Recently, Nissim and Ziv (2001) find that dividend changes provide information about the level of profitability in subsequent years, incremental to market and accounting data. They also find that dividend changes are positively related to earnings changes in each of the two years after the dividend change. Koch and Sun (2004) present results suggesting that changes in dividends cause investors to revise their expectations about the persistence of past earnings changes. Docking and Koch (2005) document that dividend change announcements elicit a greater change in stock price when the nature of the news (good or bad) goes against the grain of the recent market direction during volatile times Extending the previous studies, as noted earlier, Bajaj and Vijh (1990) suggest that the existence of dividend clienteles may partially explain price reactions to dividend change announcements. They argue that if marginal investors in different stocks value dividends differently, anticipated dividend yield should be associated with the price reactions to dividend change announcements. For an investor with a relatively high aversion to dividends, for example, the positive information in a dividend increase is accompanied by the negative effect of higher-than-anticipated yield. In contrast, the two effects act in the same direction for an investor with a preference for dividends. If investors with preference for dividends are marginal investors in high-yield stocks, the price reaction to dividend change should be larger, the higher the anticipated yield of the stock. This dividend-clientele hypothesis is supported by the evidence in Bajaj and Vijh (1990) and Denis, Denis, and Sarin (1994). Both studies use preannouncement dividend yield as a proxy for anticipated yield and find that the magnitude of stock price reaction to a dividend change announcement is positively related to dividend yield. In addition, Bajaj and Vijh (1990) find that stock price changes are negatively related to firm size and stock price.
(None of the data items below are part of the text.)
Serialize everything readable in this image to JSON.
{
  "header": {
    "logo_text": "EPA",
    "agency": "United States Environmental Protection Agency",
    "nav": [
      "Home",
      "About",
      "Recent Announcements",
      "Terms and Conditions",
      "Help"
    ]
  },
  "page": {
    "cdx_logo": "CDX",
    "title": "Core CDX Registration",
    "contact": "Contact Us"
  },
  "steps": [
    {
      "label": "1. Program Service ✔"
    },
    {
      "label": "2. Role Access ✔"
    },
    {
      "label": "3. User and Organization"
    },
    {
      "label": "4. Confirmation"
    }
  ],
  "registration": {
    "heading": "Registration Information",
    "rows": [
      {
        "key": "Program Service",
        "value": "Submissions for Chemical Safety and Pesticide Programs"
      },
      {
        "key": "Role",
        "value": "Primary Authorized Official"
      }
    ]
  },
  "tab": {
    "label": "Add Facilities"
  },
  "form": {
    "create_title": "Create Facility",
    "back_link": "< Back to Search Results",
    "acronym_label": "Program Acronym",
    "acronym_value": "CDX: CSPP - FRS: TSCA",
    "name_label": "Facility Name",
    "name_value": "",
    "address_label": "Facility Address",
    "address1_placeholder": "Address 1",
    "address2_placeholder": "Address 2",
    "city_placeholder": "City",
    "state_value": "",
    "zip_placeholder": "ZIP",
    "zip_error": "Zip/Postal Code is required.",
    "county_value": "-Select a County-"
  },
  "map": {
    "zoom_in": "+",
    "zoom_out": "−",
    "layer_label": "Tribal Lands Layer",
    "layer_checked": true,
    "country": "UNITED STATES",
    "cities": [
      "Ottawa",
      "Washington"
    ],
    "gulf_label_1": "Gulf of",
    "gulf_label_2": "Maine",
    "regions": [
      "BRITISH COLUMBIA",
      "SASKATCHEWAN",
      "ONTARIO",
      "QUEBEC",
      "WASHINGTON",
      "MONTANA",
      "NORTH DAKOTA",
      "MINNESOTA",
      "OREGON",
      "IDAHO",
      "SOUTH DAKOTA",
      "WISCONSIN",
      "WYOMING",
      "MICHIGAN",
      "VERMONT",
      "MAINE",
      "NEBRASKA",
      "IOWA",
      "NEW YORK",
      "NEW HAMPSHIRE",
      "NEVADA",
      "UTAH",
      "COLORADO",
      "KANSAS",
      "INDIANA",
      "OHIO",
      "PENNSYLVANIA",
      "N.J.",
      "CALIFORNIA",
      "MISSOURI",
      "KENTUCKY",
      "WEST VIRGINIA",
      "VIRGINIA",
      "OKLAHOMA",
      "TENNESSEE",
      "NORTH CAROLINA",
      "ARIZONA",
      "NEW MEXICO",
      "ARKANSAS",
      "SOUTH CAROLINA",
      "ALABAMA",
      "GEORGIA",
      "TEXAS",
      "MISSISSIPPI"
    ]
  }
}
Several approaches have been proposed in the literature to capture the unexpected component of dividend changes, including Lintner (1956) model, the Box-Jenkins model, and the Value Line dividend forecasts.

However, according to a study by Bar-Yosef and Sarig (1992), the measures of dividend surprises based on

–  –  –

these methods are not significantly correlated with the market reactions to dividend change announcements in a sample of large firms traded in the NYSE.


In our sample, information on dividend declarations is obtained from the CRSP NYSE/AMEX Monthly Master Files and daily rates of returns are from the CRSP Daily Master File. The time period covers from July 1970 to December 2001, excluding the latter half of 1987 to avoid the period affected by the market crash in

the October of that year. In addition, we use the following criteria to select firms:

(1) Absolute changes in consecutive regular quarterly dividends per share are greater than 10%. We require that no other type of distribution is made over the period between the two quarterly dividend announcements.

Thus, firms that pay stock dividends or special dividends and firms that split their shares during the quarter in question are not included in the sample.

(2) The dividend initiations and omissions are excluded from the sample. This is due to the difficulty involved in calculating the anticipated yield and much larger price responses to these events than those to regular dividend changes (See Asquith and Mullins (1983), Healy and Palepu (1988), and Michael, Thaler, and Womack (1995)).

(3) We choose only dividend announcements for which the announcement date precedes the ex-dividend day by at least eight trading days. The eight-day window is chosen because the ex-day effect is observed up to five days before the ex-day, as documented by Eades, Hess, and Kim (1984)).